By overhauling the global food system with investments in innovation and creating a new framework, we can tackle hunger and unleash economic opportunities at the same time
The world is not on track to eliminate hunger and malnutrition. Even before the devastating impacts of the COVID-19 pandemic on people everywhere, undernourishment was on the rise. During 2020, more than 2.3 billion people (or 30% of the global population) lacked year-round access to adequate food, a one-year increase that was as much as the preceding five years combined. Even more people (3 billion) cannot afford a healthy diet. Food systems, despite being the main source of employment for poor people, have failed to ensure their food and nutrition security and livelihoods, and have left a large environmental footprint on a warming planet.
The United Nations Food Systems Summit offered world leaders a unique opportunity to showcase their commitments to achieving sustainable, resilient and health-driven food systems. It was the result of impressive efforts on behalf of development, community, business and research leaders to clearly communicate that transforming food systems, which comprise nearly 20% of the global economy, have the potential to unleash vast economic opportunities for the world’s poor, while averting devastating costs to human and planetary health. If the goal was to project this message on to the world stage, then the summit succeeded. But in response to concerns about the inclusivity of the process, it should not be seen as a singular event but rather as a launching pad for globally concerted action for change.
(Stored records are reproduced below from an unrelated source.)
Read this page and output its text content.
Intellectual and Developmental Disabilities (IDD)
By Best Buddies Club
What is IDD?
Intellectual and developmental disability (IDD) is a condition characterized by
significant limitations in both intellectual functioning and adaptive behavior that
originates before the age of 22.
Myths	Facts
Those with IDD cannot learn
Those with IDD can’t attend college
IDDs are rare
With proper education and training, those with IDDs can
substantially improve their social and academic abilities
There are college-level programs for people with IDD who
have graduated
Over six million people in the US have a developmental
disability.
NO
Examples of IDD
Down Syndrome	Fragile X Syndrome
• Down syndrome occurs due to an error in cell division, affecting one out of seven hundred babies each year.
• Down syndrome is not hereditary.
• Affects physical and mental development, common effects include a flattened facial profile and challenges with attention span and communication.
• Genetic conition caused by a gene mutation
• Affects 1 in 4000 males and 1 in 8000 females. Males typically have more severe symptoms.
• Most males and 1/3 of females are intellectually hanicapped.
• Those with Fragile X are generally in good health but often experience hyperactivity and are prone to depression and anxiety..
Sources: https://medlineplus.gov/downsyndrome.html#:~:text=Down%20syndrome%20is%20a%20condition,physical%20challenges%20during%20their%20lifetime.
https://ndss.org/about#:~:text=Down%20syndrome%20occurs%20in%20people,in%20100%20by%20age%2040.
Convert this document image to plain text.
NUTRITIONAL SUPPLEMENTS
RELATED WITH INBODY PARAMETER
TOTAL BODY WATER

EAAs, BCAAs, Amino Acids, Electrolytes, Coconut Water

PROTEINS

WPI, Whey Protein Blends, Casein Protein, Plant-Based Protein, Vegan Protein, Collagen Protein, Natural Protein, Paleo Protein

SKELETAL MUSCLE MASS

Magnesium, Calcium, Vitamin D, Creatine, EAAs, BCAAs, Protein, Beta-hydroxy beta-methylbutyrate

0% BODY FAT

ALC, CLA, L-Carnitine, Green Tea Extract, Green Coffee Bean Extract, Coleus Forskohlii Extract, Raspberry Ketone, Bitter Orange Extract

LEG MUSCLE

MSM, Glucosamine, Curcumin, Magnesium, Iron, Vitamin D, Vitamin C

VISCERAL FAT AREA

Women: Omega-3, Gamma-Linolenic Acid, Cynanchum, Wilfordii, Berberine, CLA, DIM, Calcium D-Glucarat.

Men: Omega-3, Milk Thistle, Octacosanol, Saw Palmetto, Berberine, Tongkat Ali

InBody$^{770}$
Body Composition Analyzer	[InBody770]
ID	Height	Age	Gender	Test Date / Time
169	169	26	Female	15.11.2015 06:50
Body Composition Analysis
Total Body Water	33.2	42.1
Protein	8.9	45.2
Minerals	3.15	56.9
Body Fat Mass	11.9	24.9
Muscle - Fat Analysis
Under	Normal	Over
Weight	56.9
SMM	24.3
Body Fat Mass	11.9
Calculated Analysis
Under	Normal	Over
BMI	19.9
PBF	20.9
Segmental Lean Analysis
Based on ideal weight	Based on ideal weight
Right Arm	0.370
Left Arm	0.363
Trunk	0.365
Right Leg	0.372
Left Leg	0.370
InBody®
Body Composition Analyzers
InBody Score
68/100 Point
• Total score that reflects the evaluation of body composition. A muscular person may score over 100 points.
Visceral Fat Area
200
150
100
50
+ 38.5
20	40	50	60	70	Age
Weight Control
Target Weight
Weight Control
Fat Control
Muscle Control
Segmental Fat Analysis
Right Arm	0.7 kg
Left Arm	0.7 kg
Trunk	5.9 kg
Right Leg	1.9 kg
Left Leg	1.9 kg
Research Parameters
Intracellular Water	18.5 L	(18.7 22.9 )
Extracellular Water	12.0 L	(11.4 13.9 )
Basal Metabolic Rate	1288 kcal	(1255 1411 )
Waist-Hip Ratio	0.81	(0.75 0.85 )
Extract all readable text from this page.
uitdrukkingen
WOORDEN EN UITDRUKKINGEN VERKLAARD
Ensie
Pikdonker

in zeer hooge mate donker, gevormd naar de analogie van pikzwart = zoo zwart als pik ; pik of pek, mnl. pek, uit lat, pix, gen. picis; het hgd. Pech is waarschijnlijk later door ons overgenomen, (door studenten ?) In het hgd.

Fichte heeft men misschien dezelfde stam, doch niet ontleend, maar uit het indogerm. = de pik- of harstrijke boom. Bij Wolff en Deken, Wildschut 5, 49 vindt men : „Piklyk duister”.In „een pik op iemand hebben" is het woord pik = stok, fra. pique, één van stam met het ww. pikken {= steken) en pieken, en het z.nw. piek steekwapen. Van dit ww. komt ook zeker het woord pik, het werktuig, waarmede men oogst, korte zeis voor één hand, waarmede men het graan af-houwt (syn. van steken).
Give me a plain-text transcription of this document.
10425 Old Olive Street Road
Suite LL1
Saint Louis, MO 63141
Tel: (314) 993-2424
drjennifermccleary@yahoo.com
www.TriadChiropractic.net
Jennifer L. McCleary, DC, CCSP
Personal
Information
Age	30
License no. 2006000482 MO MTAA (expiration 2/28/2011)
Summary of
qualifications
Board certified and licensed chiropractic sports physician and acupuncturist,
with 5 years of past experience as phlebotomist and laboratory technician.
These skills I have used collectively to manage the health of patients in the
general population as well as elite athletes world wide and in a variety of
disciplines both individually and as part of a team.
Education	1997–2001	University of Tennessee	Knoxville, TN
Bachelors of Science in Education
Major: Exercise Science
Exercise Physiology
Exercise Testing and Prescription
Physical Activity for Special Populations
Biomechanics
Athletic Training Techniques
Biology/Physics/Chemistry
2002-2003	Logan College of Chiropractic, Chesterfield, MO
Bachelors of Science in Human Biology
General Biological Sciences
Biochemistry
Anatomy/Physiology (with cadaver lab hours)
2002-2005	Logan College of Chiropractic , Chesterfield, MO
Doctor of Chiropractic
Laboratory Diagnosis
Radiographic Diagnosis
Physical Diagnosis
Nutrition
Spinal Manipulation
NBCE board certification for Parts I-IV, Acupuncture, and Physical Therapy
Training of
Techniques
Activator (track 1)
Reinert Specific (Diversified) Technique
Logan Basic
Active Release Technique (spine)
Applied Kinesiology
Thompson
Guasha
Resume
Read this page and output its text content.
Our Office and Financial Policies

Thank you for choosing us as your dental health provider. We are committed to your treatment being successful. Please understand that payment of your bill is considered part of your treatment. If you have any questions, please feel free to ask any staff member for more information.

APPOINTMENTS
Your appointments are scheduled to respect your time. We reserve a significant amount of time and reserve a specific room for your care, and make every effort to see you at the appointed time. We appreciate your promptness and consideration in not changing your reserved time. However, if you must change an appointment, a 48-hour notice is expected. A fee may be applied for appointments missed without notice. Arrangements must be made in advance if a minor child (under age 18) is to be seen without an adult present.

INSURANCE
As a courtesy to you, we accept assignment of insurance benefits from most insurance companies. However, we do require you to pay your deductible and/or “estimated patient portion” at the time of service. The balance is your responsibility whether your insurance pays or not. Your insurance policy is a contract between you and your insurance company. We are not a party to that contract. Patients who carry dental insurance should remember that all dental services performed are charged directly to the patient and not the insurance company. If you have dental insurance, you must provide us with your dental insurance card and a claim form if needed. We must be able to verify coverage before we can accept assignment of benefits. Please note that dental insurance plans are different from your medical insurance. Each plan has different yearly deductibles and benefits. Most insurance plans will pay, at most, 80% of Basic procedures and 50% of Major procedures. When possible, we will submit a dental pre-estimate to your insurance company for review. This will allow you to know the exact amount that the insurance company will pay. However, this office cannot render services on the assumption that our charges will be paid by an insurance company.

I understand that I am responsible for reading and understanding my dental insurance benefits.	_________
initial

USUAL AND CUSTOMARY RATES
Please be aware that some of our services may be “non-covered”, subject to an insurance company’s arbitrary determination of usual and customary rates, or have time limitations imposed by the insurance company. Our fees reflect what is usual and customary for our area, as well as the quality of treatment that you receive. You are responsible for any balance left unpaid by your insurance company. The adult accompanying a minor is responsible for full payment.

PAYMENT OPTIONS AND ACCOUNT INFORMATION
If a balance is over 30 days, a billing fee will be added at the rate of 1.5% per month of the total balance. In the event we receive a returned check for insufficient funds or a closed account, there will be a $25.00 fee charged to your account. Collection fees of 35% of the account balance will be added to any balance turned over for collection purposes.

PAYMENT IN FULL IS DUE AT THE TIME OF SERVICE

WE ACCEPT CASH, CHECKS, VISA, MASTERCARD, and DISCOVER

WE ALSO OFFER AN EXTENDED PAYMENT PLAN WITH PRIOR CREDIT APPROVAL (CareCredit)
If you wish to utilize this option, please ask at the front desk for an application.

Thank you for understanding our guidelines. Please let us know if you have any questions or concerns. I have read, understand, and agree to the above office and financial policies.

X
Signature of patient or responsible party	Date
G20 agriculture ministers have taken note. In their latest communiqué from September 2021, they recognise the need for transformative change. But words are not enough. We need concrete action and strong leadership. G20 leaders should make food system transformation a central priority. They should lead by example and take decisive action on three fronts:
Catalyse investments in research and innovation. Although there has been enormous scientific progress, much more investment in both technological and institutional food-system innovation is needed. Agricultural productivity growth has slowed in recent decades, both because of climate change and because funding for new research and development has lagged. The investment gap for R&D in sustainable agricultural intensification has been estimated at $15 billion per year. Filling this gap will have enormous payoffs. Impact assessments of CGIAR research estimate that the rate of return is at least $10 to each dollar spent on CGIAR research. This includes not just the research on high-yielding varieties, but also our research on sustainable production and resource management and policy analysis.
Repurpose public support to food and agriculture. G20 countries spend almost all of the $720 billion that is allocated globally every year on support to farmers and food production. This support has good intentions, but it is not providing the right incentives for sustainable production and consumption decisions. Less than 3% of that massive support is for agricultural innovation and knowledge systems. Doubling the spending for R&D to fill the R&D investment gap would still be a small share but would generate enormous benefits. Existing support should also be repurposed to create greater incentives for producers to adopt sustainable practices and for consumers to make healthy dietary choices. Studies by the International Food Policy Research Institute for the UN Food Systems Summit and the G20 show that this can be a game-changing solution to achieve the food system transformation we want.
Provide a framework for coordination. Reorienting policies is obviously a choice for national governments to make. But the choices by one country also have implications for those available to other countries. More importantly, the UN Food Systems Summit and COP26 stand for the achievement of common and global goals. This requires concerted action. The G20 could help provide the framework for such coordinated action.
Sometimes shocks are needed to overcome entrenched obstacles. The shock of the COVID-19 pandemic has brought about profound innovations in e-commerce and technology, showing that rapid and innovative change is possible, and that the ways in which food systems currently operate are malleable. By investing in R&D, repurposing agricultural support, and using the global events of 2021 and beyond to coordinate action, G20 leaders can treat widespread food insecurity, malnutrition and poverty as the shocks that they truly are, and transform food systems now to meet the Sustainable Development Goals.